Martha Maugh ‘79: Greenhills’ first athlete to earn a women’s athletic scholarship
From a young age, Martha Maugh threw herself into athletics.
“I played every single sport that you could at Greenhills,” she said.
At different times, Maugh played basketball, volleyball, softball — everything. But eventually, as she neared her high school graduation, it came time to choose one, and Maugh settled on a sport that was far from orthodox at the time.
“Way back when, there were not very many schools that were playing field hockey,” she said.
Field hockey was more popular on the East Coast; in Michigan, there were very few teams in the area. Huron had a team; besides that, it was only Greenhills and other independent schools that had teams.

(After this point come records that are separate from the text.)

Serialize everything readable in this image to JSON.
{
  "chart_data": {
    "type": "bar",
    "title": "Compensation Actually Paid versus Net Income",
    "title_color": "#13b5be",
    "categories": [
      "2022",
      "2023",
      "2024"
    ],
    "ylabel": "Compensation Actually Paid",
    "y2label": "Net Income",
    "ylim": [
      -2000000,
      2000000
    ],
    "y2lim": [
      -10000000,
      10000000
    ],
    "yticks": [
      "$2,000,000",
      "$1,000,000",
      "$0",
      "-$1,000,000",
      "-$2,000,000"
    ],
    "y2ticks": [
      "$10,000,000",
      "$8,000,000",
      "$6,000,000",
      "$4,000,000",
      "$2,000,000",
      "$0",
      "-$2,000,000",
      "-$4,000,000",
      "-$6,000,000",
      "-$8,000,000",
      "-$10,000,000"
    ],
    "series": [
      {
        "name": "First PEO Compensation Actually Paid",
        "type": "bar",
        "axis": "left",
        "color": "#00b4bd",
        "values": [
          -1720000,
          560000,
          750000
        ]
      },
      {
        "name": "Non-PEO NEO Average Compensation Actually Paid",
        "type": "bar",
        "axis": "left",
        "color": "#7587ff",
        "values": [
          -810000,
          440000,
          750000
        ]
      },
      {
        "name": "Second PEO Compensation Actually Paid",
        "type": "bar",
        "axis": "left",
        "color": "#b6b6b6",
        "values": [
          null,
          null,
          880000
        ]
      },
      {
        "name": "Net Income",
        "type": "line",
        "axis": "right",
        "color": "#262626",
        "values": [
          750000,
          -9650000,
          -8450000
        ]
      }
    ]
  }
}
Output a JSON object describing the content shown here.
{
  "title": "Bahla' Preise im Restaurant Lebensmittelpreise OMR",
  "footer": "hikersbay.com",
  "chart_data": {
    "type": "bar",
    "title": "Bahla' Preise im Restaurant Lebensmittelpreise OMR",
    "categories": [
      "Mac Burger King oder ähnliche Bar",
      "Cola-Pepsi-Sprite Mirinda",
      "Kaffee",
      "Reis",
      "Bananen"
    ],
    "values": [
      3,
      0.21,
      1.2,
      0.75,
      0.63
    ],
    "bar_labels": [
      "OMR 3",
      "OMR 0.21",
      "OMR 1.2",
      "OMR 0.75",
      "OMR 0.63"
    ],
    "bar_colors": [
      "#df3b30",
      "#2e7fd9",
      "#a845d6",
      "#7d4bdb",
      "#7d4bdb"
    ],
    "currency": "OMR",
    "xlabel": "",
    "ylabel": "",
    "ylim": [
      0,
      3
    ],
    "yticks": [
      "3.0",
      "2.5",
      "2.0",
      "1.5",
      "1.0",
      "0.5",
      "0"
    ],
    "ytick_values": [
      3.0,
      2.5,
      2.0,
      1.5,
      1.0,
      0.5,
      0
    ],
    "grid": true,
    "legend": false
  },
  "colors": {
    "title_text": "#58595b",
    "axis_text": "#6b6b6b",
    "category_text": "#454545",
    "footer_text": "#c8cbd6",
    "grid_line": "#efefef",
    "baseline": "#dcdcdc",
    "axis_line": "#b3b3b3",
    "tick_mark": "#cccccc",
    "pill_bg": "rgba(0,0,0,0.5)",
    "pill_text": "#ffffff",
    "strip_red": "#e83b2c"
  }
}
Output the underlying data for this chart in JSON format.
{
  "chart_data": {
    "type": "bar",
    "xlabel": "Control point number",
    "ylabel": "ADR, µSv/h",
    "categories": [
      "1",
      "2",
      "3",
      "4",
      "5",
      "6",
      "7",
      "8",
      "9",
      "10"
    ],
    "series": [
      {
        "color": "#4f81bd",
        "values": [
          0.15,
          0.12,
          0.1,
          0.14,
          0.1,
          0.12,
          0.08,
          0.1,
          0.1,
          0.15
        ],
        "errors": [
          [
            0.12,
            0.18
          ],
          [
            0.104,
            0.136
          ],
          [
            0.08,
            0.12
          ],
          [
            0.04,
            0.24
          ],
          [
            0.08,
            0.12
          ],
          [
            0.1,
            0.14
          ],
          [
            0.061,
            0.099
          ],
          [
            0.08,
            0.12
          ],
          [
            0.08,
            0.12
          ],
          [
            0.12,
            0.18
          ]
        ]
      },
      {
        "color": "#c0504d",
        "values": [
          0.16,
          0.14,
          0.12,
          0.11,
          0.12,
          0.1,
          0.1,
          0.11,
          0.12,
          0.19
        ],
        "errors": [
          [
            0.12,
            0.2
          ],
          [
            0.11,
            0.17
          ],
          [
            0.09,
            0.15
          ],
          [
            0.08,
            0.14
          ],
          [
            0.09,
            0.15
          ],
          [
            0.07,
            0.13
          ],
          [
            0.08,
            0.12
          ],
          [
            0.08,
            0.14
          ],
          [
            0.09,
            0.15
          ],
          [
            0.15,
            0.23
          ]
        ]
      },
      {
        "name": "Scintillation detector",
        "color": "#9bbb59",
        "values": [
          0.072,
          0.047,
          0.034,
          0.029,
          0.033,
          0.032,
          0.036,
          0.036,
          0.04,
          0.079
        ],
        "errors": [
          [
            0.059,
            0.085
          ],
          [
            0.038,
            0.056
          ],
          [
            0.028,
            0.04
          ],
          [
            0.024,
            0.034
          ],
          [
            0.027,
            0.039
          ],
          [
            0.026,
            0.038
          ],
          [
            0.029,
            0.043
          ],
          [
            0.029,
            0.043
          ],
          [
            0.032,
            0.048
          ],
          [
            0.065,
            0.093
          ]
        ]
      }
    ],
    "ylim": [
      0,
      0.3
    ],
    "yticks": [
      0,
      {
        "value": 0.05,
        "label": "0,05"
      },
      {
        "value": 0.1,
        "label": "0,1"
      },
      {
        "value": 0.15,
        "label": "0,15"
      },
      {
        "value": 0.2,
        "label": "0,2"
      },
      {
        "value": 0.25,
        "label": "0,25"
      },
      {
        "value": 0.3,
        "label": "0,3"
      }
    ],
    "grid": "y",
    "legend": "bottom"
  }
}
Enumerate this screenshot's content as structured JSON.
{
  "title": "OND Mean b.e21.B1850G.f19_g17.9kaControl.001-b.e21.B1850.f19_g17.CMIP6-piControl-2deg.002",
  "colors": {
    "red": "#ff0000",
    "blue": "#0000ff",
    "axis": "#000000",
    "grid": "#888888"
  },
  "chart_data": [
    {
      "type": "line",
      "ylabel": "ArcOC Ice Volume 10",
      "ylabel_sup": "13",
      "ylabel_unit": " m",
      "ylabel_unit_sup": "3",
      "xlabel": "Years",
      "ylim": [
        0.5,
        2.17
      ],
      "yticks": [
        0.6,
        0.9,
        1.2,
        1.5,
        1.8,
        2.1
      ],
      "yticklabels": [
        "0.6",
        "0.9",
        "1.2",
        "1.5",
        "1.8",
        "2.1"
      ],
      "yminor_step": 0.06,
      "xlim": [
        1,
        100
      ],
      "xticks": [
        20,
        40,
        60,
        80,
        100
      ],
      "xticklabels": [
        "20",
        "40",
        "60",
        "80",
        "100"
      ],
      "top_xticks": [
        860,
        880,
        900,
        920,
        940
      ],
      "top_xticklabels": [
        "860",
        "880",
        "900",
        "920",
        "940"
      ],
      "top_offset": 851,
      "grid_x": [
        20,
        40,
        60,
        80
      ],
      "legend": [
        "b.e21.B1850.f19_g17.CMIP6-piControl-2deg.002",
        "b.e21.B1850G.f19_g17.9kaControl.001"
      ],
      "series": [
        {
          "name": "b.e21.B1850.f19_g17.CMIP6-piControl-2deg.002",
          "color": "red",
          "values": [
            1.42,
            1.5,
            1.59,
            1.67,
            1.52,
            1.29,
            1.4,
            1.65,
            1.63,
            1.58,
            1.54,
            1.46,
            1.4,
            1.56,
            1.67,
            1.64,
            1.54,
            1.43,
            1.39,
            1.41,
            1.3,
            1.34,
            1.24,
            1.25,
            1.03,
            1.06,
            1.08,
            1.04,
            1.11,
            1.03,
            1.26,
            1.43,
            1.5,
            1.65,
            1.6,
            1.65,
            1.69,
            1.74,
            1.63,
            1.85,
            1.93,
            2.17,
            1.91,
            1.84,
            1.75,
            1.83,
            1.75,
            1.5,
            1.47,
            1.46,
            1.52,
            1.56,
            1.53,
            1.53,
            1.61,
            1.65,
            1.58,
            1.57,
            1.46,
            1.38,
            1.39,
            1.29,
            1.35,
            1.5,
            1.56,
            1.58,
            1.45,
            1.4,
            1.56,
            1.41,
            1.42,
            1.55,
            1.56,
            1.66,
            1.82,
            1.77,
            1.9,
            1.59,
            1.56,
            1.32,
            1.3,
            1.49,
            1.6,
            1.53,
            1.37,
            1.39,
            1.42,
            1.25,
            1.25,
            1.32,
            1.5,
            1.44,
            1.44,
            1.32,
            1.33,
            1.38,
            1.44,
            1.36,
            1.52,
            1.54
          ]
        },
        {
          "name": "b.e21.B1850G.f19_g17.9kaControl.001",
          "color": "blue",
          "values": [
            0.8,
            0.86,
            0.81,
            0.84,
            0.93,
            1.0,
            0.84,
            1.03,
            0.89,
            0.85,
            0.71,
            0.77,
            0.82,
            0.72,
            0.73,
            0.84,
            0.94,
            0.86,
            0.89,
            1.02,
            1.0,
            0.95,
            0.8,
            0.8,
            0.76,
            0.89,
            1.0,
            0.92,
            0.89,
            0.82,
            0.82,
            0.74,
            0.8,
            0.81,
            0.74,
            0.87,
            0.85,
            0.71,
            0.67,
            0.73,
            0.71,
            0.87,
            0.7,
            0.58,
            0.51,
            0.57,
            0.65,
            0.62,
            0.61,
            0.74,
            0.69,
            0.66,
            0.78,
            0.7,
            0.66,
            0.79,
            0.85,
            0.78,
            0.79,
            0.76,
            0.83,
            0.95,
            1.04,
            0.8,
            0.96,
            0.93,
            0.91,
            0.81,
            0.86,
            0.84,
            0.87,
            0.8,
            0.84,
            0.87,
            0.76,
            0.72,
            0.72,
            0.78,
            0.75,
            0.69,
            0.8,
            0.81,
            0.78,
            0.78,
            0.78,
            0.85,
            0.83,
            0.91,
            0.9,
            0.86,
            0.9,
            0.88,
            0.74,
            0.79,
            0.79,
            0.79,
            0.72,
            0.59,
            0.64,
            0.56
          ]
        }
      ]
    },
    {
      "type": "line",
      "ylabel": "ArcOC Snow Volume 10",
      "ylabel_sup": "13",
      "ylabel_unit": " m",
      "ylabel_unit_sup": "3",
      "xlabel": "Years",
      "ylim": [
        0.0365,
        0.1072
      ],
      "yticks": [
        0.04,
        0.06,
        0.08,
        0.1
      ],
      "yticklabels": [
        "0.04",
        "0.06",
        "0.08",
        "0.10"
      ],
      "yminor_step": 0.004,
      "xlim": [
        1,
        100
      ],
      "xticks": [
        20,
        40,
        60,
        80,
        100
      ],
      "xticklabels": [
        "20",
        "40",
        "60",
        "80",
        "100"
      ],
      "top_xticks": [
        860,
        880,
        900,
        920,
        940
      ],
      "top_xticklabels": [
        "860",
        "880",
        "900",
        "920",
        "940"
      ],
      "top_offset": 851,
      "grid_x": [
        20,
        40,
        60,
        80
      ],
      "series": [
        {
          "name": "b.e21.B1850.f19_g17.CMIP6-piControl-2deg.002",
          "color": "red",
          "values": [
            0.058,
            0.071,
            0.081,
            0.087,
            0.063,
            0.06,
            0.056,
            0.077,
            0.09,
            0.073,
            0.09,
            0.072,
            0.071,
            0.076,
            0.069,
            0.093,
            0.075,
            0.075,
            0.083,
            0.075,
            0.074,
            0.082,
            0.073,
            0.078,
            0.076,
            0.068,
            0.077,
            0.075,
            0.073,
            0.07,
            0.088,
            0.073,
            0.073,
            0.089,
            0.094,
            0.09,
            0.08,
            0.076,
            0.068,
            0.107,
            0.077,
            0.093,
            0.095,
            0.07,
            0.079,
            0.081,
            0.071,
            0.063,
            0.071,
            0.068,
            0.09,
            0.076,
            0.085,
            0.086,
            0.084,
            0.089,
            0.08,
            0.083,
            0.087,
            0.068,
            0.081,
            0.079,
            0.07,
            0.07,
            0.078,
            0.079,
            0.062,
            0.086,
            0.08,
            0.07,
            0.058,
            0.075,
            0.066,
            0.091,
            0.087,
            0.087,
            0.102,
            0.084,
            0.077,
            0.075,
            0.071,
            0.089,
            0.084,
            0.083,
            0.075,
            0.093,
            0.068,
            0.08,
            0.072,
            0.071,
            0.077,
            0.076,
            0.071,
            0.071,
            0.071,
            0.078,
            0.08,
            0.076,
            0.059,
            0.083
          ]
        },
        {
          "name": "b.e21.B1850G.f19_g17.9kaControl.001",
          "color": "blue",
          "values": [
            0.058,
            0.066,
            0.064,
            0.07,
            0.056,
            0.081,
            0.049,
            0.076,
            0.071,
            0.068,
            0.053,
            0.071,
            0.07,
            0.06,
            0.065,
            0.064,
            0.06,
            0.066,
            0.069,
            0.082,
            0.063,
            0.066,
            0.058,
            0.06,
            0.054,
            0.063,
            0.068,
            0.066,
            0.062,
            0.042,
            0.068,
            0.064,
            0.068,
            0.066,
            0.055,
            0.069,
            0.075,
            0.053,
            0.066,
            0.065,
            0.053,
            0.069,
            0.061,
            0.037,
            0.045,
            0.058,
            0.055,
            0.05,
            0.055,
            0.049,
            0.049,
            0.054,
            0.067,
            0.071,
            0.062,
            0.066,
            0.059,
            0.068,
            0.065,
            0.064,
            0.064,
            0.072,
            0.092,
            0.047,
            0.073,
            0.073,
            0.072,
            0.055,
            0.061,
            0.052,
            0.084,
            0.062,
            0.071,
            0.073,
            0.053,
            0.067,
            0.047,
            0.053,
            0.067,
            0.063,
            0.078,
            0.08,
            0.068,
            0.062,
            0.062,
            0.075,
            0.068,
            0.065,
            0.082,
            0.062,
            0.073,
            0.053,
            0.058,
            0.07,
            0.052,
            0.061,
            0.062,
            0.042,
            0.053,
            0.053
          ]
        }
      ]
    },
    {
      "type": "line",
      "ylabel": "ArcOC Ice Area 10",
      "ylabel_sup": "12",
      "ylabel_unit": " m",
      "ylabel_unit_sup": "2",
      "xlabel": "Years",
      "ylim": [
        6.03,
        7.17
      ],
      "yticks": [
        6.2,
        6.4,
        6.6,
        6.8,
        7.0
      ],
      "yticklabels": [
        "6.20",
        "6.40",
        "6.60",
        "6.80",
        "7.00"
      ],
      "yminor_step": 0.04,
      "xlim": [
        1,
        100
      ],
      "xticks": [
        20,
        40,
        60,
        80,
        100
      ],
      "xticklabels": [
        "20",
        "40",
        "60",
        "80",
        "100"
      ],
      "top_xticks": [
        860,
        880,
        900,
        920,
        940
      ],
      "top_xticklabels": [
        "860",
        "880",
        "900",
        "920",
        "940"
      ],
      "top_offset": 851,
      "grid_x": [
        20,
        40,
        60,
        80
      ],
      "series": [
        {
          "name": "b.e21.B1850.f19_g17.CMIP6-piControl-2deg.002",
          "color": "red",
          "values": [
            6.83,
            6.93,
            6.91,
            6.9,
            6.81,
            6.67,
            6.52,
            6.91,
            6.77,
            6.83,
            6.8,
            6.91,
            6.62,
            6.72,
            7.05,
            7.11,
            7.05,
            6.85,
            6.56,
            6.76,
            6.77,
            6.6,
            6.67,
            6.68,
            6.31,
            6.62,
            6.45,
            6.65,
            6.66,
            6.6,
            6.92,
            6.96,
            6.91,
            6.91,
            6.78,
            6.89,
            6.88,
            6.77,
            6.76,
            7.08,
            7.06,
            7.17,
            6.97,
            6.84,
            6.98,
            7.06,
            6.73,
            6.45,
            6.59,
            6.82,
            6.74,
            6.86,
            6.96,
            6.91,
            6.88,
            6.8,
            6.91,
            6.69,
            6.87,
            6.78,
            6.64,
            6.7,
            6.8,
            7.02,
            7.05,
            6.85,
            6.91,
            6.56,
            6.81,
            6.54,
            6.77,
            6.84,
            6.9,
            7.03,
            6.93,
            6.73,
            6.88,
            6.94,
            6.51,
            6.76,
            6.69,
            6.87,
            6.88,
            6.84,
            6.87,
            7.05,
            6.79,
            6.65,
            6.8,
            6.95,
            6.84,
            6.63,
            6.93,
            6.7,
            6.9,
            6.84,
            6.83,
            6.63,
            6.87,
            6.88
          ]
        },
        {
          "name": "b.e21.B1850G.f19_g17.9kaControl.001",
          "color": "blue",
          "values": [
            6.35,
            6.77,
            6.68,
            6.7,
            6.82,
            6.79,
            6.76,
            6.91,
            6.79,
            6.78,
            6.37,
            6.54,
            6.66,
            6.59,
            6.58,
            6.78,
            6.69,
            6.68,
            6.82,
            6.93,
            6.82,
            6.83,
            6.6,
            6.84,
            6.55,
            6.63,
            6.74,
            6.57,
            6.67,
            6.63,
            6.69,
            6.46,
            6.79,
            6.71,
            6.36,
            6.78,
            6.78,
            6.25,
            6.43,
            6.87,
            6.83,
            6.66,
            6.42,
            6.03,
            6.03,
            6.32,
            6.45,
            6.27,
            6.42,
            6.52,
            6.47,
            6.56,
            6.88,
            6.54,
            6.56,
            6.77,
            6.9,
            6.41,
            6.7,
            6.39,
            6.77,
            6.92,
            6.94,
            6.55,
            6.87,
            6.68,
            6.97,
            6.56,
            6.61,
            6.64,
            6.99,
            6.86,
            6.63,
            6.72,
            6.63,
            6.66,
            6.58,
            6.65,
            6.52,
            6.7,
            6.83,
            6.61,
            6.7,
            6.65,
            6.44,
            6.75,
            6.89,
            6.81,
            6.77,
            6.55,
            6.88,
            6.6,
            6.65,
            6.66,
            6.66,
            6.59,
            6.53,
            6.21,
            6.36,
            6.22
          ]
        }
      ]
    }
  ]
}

Maugh’s timing was fortuitous: she graduated from Greenhills soon after Title IX had become law. Before the law, she remembered, things weren’t equal, not just on the playing field but all over athletics.
“When you don’t have the same opportunities, it’s not just on the field,” Maugh said. “There were no opportunities for women in anything.”
But after Title IX, things were changing. So Maugh and her parents went on a mission: finding a field hockey scholarship. Of course, this was long before athletes could email coaches game tapes. Maugh wrote letters to coaches, and if she was lucky, they would call back and invite her to come in and work out.
“I had a bee in my bonnet at the time,” Maugh said, “because I wanted to play in college but I didn’t know how to do it.”
With help from her Greenhills coach, Marilyn Bradley, Maugh cast her net far and wide looking for a scholarship. But it turned out she needn’t have looked that far. Maugh earned a field hockey scholarship to the University of Michigan, and continued her career there while also going to business school. She was the first Greenhills women’s athlete to earn an athletic scholarship.
“I definitely felt very proud,” she said. “I was doing something new, and I loved that. Nobody else had done it.”